The transmission of sound waves requires media, so it cannot be transmitted in a vacuum. Therefore, the limitations of ultrasound in practical applications are still very large, and there are many disadvantages compared with radar. First of all, the ultrasonic level meter has a temperature limit, generally the temperature at the probe cannot exceed 80 degrees, and the speed of the sound wave is greatly influenced by the temperature. Secondly, the ultrasonic level gauge is greatly influenced by the pressure, generally requiring less than 0.3 MPa because the sound waves are emitted by vibration. When the pressure is too high, the sounding parts will be affected. Third, when the measurement environment has a large amount of fog or dust, it will not be measured very well. All these limits the application of ultrasonic level gauges. In contrast, radar is an electromagnetic wave that is not affected by the degree of vacuum. The application range of medium temperature and pressure is very wide. With the advent of high-frequency radar, its application range is more extensive, so in the level measurement, Radar is a very good choice.
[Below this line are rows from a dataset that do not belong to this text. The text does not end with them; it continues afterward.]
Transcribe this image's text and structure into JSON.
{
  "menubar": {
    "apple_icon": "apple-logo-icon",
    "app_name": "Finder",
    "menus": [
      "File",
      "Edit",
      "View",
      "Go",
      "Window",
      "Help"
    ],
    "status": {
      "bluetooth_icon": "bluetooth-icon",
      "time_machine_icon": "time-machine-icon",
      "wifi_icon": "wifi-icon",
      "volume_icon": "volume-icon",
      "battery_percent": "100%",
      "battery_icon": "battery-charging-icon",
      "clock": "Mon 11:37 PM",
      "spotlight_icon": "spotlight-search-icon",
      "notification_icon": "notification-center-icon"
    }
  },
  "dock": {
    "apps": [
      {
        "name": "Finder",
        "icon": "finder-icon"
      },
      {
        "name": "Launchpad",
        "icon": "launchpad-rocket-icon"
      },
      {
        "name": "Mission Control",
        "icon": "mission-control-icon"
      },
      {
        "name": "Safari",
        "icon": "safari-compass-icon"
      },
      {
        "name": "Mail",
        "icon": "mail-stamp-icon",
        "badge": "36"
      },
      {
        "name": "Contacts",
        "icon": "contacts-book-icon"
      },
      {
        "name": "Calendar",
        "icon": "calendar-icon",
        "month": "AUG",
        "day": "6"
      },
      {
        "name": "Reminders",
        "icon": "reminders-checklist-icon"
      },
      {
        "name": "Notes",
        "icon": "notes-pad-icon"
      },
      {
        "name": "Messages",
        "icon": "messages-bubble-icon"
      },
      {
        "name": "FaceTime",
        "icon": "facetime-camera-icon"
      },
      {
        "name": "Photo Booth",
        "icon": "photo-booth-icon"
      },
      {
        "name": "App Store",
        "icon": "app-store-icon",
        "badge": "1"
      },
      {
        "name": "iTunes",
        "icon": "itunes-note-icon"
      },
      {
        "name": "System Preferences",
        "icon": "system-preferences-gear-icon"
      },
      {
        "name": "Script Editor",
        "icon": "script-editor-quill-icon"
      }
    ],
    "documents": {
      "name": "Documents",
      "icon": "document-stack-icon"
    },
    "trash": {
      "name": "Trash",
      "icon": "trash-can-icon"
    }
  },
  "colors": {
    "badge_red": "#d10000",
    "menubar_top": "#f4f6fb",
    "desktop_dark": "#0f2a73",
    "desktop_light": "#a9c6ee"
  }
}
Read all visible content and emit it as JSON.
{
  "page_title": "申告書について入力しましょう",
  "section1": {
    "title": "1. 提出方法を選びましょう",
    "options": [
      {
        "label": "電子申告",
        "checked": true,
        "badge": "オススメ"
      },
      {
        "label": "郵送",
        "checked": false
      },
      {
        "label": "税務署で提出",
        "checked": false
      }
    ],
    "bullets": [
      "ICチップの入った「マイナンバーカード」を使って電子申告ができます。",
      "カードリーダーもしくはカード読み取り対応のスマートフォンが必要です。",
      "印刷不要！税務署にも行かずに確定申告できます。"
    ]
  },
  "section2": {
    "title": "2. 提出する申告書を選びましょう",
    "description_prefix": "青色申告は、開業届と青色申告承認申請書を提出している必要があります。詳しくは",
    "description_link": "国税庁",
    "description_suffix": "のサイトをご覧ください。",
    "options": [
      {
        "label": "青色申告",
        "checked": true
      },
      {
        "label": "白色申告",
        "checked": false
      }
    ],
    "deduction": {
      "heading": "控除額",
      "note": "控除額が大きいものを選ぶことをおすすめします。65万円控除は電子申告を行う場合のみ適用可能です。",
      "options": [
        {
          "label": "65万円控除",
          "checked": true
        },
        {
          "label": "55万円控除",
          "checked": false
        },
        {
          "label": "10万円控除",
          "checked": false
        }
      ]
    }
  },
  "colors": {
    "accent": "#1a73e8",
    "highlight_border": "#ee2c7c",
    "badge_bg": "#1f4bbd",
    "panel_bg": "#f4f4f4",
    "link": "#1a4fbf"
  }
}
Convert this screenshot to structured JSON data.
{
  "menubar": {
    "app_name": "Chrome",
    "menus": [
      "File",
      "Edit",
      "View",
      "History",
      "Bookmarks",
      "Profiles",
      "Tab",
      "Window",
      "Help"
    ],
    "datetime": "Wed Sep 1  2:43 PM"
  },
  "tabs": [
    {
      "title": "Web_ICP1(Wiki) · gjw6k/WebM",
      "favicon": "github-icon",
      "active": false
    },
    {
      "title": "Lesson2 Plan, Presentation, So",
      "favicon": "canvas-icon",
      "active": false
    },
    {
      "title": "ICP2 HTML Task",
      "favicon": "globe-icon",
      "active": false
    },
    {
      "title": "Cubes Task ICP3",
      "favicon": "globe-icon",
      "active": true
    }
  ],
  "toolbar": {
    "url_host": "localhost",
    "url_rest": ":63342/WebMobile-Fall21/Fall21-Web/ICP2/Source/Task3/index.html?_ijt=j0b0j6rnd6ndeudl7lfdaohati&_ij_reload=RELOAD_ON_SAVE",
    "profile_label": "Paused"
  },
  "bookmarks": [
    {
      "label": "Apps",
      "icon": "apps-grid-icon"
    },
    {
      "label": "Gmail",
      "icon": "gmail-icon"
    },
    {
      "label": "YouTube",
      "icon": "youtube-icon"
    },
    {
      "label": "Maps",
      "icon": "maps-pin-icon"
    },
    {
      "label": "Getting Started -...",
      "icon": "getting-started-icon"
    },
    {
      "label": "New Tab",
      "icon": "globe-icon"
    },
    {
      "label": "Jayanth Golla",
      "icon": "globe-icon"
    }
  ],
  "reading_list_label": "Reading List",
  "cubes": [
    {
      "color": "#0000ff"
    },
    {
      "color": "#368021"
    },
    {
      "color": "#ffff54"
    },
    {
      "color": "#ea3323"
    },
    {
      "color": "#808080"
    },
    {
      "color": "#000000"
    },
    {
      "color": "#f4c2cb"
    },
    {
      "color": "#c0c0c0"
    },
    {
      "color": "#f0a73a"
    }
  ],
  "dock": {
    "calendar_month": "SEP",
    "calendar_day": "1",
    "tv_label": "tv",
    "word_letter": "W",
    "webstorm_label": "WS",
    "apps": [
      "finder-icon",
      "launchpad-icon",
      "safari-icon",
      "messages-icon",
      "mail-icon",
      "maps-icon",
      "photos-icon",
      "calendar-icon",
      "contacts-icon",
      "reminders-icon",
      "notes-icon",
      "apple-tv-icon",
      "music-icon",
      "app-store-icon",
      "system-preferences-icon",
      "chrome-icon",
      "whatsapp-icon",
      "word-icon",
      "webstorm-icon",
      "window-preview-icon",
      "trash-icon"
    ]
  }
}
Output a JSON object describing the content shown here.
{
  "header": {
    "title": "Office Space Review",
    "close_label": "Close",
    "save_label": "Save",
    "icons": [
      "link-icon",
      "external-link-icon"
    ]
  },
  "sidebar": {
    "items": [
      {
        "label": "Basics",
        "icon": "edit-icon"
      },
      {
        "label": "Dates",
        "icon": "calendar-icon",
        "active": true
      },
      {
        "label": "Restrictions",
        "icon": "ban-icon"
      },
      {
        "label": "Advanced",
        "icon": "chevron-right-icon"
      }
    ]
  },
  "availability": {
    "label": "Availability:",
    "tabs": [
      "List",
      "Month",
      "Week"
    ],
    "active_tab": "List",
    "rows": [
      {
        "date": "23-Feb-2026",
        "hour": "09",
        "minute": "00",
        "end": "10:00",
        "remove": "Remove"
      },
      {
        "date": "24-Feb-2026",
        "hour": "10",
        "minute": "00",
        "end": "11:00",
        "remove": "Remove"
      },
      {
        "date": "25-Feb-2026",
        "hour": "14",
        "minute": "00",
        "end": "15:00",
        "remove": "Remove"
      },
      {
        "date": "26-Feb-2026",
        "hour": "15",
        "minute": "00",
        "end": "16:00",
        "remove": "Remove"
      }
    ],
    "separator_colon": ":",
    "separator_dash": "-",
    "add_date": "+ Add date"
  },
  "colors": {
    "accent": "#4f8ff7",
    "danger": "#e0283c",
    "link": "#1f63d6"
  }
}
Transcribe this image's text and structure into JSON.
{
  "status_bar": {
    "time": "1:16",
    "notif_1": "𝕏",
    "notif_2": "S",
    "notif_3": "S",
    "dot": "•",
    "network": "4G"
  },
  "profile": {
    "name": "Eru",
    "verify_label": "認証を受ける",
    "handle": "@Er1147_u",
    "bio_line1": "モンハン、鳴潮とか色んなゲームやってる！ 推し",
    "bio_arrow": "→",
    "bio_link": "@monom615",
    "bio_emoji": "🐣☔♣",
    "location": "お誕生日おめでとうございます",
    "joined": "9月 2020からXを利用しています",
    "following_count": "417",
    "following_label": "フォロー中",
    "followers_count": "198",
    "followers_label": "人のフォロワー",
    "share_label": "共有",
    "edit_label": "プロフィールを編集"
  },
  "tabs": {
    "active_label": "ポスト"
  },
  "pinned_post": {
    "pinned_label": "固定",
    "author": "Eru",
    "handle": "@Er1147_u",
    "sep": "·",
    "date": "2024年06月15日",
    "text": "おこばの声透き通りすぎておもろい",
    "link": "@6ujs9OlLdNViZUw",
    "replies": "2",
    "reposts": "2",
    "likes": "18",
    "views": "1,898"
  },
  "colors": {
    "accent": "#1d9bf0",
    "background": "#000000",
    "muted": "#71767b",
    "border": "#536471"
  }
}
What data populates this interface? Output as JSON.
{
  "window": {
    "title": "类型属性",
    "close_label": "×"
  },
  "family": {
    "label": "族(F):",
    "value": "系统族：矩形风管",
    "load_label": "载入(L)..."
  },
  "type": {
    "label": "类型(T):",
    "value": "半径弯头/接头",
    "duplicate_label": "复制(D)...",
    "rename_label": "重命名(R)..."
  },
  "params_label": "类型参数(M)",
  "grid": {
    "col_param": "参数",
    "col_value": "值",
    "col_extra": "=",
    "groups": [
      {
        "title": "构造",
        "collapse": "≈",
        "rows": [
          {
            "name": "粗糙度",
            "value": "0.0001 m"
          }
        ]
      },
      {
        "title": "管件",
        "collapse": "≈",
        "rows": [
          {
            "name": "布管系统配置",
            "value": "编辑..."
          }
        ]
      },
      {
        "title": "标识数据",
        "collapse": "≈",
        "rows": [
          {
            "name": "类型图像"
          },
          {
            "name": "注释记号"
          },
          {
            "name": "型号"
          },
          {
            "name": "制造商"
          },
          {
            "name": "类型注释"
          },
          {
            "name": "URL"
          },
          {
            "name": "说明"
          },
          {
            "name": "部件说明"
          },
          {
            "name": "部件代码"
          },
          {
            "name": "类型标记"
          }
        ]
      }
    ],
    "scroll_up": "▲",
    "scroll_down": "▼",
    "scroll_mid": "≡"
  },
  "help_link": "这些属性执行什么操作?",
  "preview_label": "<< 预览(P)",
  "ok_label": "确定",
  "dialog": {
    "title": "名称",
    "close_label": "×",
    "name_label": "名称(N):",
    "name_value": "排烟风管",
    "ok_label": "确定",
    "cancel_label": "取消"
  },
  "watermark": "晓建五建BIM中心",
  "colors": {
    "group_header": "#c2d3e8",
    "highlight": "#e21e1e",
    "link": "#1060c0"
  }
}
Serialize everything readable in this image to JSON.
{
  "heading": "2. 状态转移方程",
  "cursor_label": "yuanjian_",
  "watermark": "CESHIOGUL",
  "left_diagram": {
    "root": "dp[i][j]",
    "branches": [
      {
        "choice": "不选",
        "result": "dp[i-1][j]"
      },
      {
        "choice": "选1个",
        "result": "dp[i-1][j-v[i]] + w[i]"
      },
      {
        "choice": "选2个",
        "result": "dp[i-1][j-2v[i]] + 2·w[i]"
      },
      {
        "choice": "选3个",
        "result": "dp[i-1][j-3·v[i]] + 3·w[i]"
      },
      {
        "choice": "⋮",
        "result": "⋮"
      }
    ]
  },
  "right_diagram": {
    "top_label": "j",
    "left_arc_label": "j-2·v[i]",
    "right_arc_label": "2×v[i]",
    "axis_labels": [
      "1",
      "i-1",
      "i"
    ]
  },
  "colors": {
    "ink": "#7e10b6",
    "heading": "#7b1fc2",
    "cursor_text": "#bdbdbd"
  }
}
However, whether it is a radar or ultrasonic level gauge, it must pay attention to the installation position during the installation process, pay attention to the blind area. For example, when installing on the tank, do not install it in the feeding port, do not install near the ladder, and have a distance of 300 to 500 mm from the tank wall to prevent echo interference. When stirring, the liquid level fluctuations should also choose the appropriate installation method. In short, there is no perfect thing.
1. The radar measurement range is much larger than ultrasound.
2. Radar has horn type, rod type, cable type, and relative ultrasonic can be applied to more complicated working conditions.
3. Ultrasonic accuracy is not as good as radar.
4. Relatively high price of radar.
5. When using radar, consider the dielectric constant of the medium.
6. Ultrasonic can not be applied to working conditions such as vacuum, excessive steam content, or foam on the liquid surface.